Two continuous, strictly decreasing, concave functions can intersect at most once?

Question

Suppose we have $f:R^{++} \rightarrow R$ and $g:R^{++} \rightarrow R$ s.t. both f and g are continuous functions. Further $f'(x)<0,g'(x)<0$ and $f''(x)>0,g''(x)>0$ for all x in their domains. Finally, f and g both tend towards infinity as x goes to 0 and both tend towards -infinity when x is large. My intuition is that f and g can cross at most once. However, I am having trouble ruling out the possibility that they cross twice. Any help would be greatly appreciated!

Answer 1

This can totally happen. You could start with such a function $f$ and then let $g$ be $f$ modified by very gentle oscillations, so gentle that they don't change the sign of the first or second derivative.

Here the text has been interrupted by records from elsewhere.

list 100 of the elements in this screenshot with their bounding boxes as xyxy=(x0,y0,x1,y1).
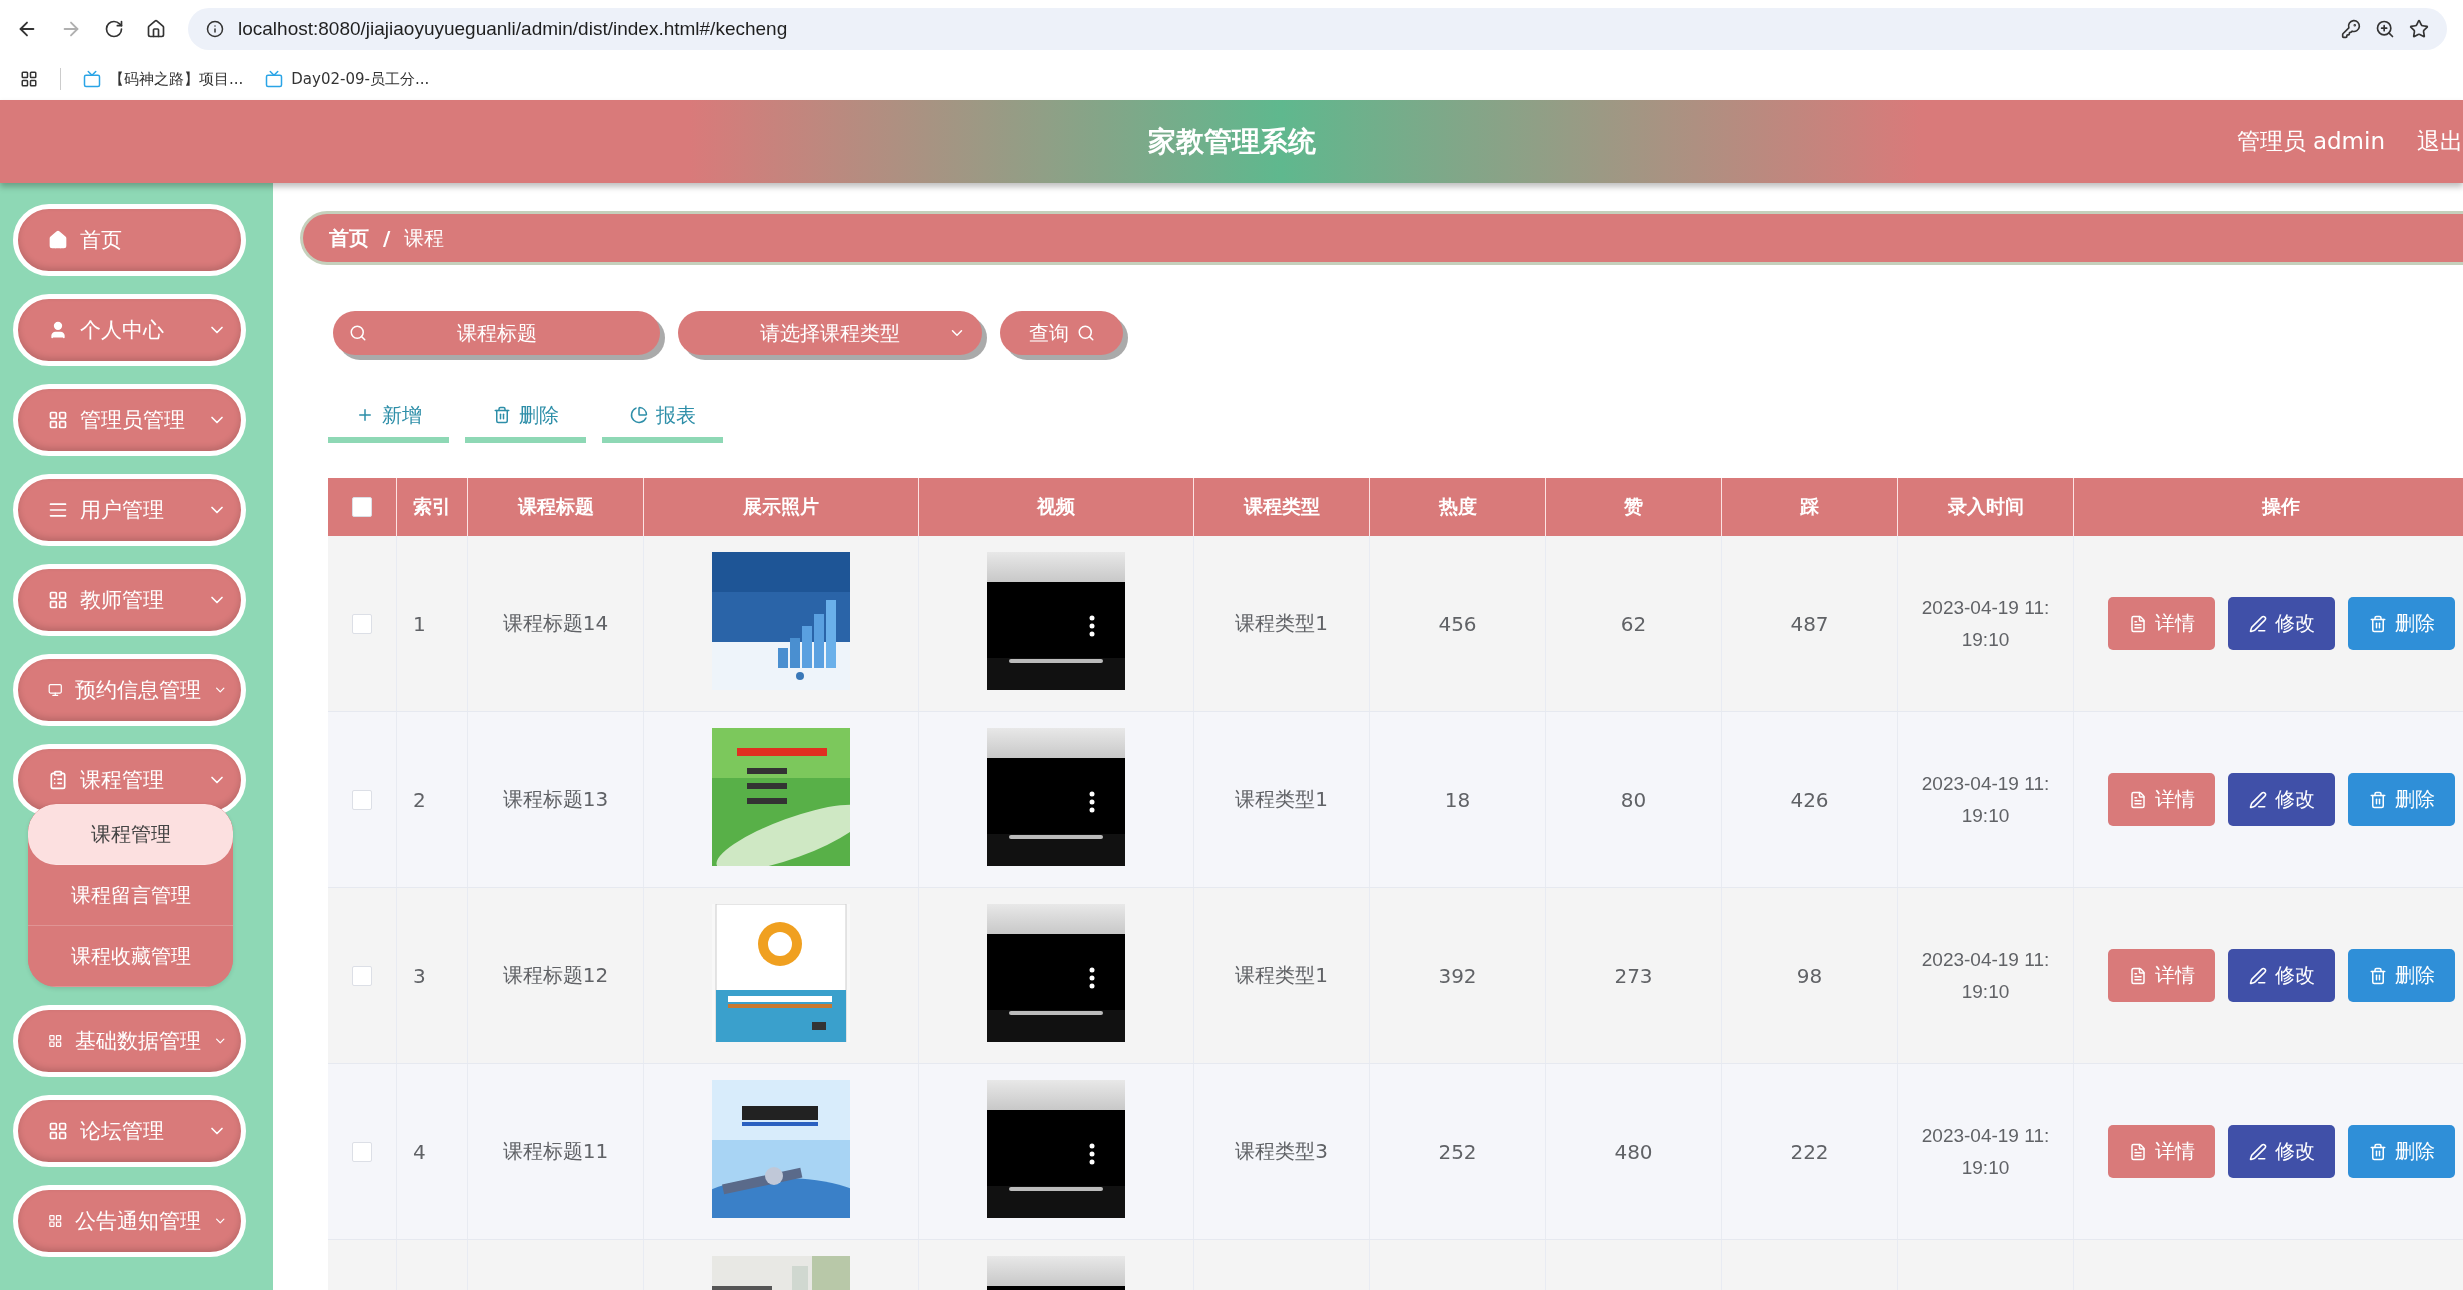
pie-chart-icon xyxy=(629,406,648,424)
sidebar-item[interactable]: 公告通知管理 xyxy=(13,1185,246,1257)
details-button[interactable]: 详情 xyxy=(2108,1125,2215,1178)
table-cell: 252 xyxy=(1438,1139,1477,1164)
edit-button[interactable]: 修改 xyxy=(2228,949,2335,1002)
user-icon xyxy=(48,320,68,340)
grid-icon xyxy=(48,410,68,430)
video-player-drawing[interactable] xyxy=(987,904,1125,1042)
sidebar-item[interactable]: 用户管理 xyxy=(13,474,246,546)
trash-icon xyxy=(492,406,511,424)
type-select[interactable]: 请选择课程类型 xyxy=(678,311,982,355)
column-header: 操作 xyxy=(2261,494,2300,519)
pencil-icon xyxy=(2248,1142,2267,1161)
table-cell-text: 2023-04-19 11:19:10 xyxy=(1920,947,2051,1004)
pencil-icon xyxy=(2248,966,2267,985)
row-checkbox[interactable] xyxy=(352,789,372,810)
table-cell: 62 xyxy=(1620,611,1647,636)
app-title: 家教管理系统 xyxy=(1147,123,1316,160)
document-icon xyxy=(2128,790,2147,809)
sidebar-item[interactable]: 预约信息管理 xyxy=(13,654,246,726)
trash-icon xyxy=(2368,790,2387,809)
address-bar[interactable]: localhost:8080/jiajiaoyuyueguanli/admin/dist/index.html#/kecheng xyxy=(188,8,2447,50)
breadcrumb-item: 课程 xyxy=(404,224,445,252)
edit-button[interactable]: 修改 xyxy=(2228,597,2335,650)
user-label: 管理员 admin xyxy=(2236,127,2385,156)
breadcrumb-item[interactable]: 首页 xyxy=(329,224,369,252)
details-button[interactable]: 详情 xyxy=(2108,949,2215,1002)
info-icon xyxy=(206,20,224,38)
row-checkbox[interactable] xyxy=(352,965,372,986)
sidebar-item[interactable]: 个人中心 xyxy=(13,294,246,366)
table-cell: 426 xyxy=(1790,787,1829,812)
grid-icon xyxy=(48,1121,68,1141)
submenu-item[interactable]: 课程收藏管理 xyxy=(28,926,233,987)
video-player-drawing[interactable] xyxy=(987,728,1125,866)
video-player-drawing[interactable] xyxy=(987,1080,1125,1218)
search-field[interactable]: 课程标题 xyxy=(333,311,660,355)
zoom-icon[interactable] xyxy=(2375,19,2395,39)
sidebar-item[interactable]: 教师管理 xyxy=(13,564,246,636)
table-cell-text: 2023-04-19 11:19:10 xyxy=(1920,595,2051,652)
delete-button[interactable]: 删除 xyxy=(2348,949,2455,1002)
column-header: 录入时间 xyxy=(1947,494,2024,519)
table-cell: 课程类型1 xyxy=(1235,786,1328,813)
table-cell: 222 xyxy=(1790,1139,1829,1164)
video-player-drawing[interactable] xyxy=(987,552,1125,690)
table-cell-text: 2023-04-19 11:19:10 xyxy=(1920,1123,2051,1180)
row-checkbox[interactable] xyxy=(352,1141,372,1162)
column-header: 课程标题 xyxy=(517,494,594,519)
table-cell: 487 xyxy=(1790,611,1829,636)
table-cell: 课程标题14 xyxy=(502,610,609,637)
apps-icon[interactable] xyxy=(20,70,38,88)
column-header: 赞 xyxy=(1624,494,1643,519)
table-cell: 392 xyxy=(1438,963,1477,988)
trash-icon xyxy=(2368,966,2387,985)
submenu-item[interactable]: 课程留言管理 xyxy=(28,865,233,926)
delete-button[interactable]: 删除 xyxy=(2348,1125,2455,1178)
home-icon[interactable] xyxy=(146,19,166,39)
table-cell: 课程类型3 xyxy=(1235,1138,1328,1165)
table-cell: 1 xyxy=(413,611,426,636)
pencil-icon xyxy=(2248,614,2267,633)
table-cell: 273 xyxy=(1614,963,1653,988)
table-cell: 2 xyxy=(413,787,426,812)
pencil-icon xyxy=(2248,790,2267,809)
table-cell: 18 xyxy=(1444,787,1471,812)
document-icon xyxy=(2128,614,2147,633)
details-button[interactable]: 详情 xyxy=(2108,773,2215,826)
star-icon[interactable] xyxy=(2409,19,2429,39)
table-cell: 3 xyxy=(413,963,426,988)
sidebar-item[interactable]: 论坛管理 xyxy=(13,1095,246,1167)
sidebar-item[interactable]: 首页 xyxy=(13,204,246,276)
edit-button[interactable]: 修改 xyxy=(2228,1125,2335,1178)
sidebar-item[interactable]: 基础数据管理 xyxy=(13,1005,246,1077)
submenu-item[interactable]: 课程管理 xyxy=(28,804,233,865)
row-checkbox[interactable] xyxy=(352,613,372,634)
sidebar-item[interactable]: 管理员管理 xyxy=(13,384,246,456)
search-icon xyxy=(349,324,367,342)
tv-icon xyxy=(265,70,284,88)
list-icon xyxy=(48,500,68,520)
logout-link[interactable]: 退出 xyxy=(2417,126,2463,157)
table-cell: 课程标题11 xyxy=(502,1138,609,1165)
table-cell: 480 xyxy=(1614,1139,1653,1164)
search-icon xyxy=(1076,324,1095,342)
table-cell-text: 2023-04-19 11:19:10 xyxy=(1920,771,2051,828)
column-header: 索引 xyxy=(413,494,451,519)
key-icon[interactable] xyxy=(2341,19,2361,39)
select-all-checkbox[interactable] xyxy=(352,497,372,517)
grid-icon xyxy=(48,590,68,610)
home-icon xyxy=(48,230,68,250)
delete-button[interactable]: 删除 xyxy=(2348,773,2455,826)
delete-button[interactable]: 删除 xyxy=(2348,597,2455,650)
column-header: 展示照片 xyxy=(743,494,819,519)
table-cell: 课程标题13 xyxy=(502,786,609,813)
table-cell: 4 xyxy=(413,1139,426,1164)
clipboard-icon xyxy=(48,770,68,790)
bookmark[interactable]: Day02-09-员工分... xyxy=(265,69,430,89)
details-button[interactable]: 详情 xyxy=(2108,597,2215,650)
edit-button[interactable]: 修改 xyxy=(2228,773,2335,826)
bookmark[interactable]: 【码神之路】项目... xyxy=(83,69,244,89)
trash-icon xyxy=(2368,614,2387,633)
reload-icon[interactable] xyxy=(104,19,124,39)
breadcrumb-separator: / xyxy=(383,226,391,250)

For instance, consider $f(x)=-\log x$ and $g(x)=-\log x+C\frac{\sin x}{1+x^3}$ for some constant $C>0$. We have $f'(x)=-1/x<0$ and $f''(x)=1/x^2>0$ for all $x>0$. The first and second derivative of $\frac{\sin x}{1+x^3}$ are nasty but it is easy to see that they are both bounded in absolute value by a constant multiple of $\frac{1}{1+x^3}$. If we choose $C$ small enough, then, this will not be enough to change the sign of $f'(x)$ or $f''(x)$, so $g'(x)$ is still negative and $g''(x)$ is still positive.

So, $f$ and $g$ satisfy your conditions. However, they cross infinitely many times, at every integer multiple of $\pi$.